Diana Crawford is a CPA with more than 20 years of public accounting experience. She is a graduate of Georgia State University with a bachelor's degree in accounting.read more
"How to avoid an IRS audit. If you have a large amount of itemized deductions. Itemized deductions are generally medical expenses, taxes that you pay on the state level, property taxes, charitable contributions, mortgage interest, and other miscellaneous expenses and losses. How to avoid that audit. You want to make sure that they're reasonable in relationship to your income. Now, some people might have deductions in a year that exceed their income. Obviously that can't be helped, but you want to make sure that you're keeping those receipts. And, as you're documenting this information on your return, you might consider attaching explanations. If items are significantly disproportionate to your income.
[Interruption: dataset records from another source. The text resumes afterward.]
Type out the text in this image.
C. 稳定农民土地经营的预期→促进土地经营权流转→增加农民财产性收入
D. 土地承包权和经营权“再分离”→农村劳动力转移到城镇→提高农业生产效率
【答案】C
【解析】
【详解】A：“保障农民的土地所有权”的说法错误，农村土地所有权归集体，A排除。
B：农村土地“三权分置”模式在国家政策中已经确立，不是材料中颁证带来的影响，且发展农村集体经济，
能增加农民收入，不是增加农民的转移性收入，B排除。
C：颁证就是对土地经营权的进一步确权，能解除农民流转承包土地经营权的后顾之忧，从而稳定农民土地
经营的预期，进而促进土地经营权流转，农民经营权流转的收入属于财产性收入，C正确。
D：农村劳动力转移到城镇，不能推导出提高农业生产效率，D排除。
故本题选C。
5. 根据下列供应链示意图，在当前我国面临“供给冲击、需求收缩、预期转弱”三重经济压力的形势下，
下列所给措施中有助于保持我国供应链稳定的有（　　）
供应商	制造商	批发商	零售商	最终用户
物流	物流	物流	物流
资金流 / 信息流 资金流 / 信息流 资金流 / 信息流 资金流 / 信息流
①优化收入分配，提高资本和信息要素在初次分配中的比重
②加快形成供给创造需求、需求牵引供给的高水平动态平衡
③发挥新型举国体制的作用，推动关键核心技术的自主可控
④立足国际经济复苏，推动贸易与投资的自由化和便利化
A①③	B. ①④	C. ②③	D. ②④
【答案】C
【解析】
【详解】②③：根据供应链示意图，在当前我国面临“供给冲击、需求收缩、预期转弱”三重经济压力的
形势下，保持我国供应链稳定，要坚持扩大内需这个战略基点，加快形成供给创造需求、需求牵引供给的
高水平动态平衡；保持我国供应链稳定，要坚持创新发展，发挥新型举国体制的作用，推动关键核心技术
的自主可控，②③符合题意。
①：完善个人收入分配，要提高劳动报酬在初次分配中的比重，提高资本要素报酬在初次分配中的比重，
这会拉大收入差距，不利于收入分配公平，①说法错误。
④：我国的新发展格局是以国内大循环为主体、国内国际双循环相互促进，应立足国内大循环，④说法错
For example, large amounts of charitable contributions. You might consider photos. You're going to be taking those photos, but when you're avoiding the IRS audit, you might need to attach a supplementary explanation of what you're donating. Possibly you had a very low basis in information or you're giving away large items that you've accumulated over many, many years but you finally just cleaned out the closets. If you have very large and unusual medical expenses in a year, you might have had to take out loans to pay for those medical expenses. Sometimes just providing an additional explanatory paragraph or supplemental statement to your return can help you avoid that IRS audit. It will help explain how the items that have been deducted on your return are disproportionate to your income, but they're justified. So that would be how you avoid an IRS audit when you have deductions that might exceed your reasonable income."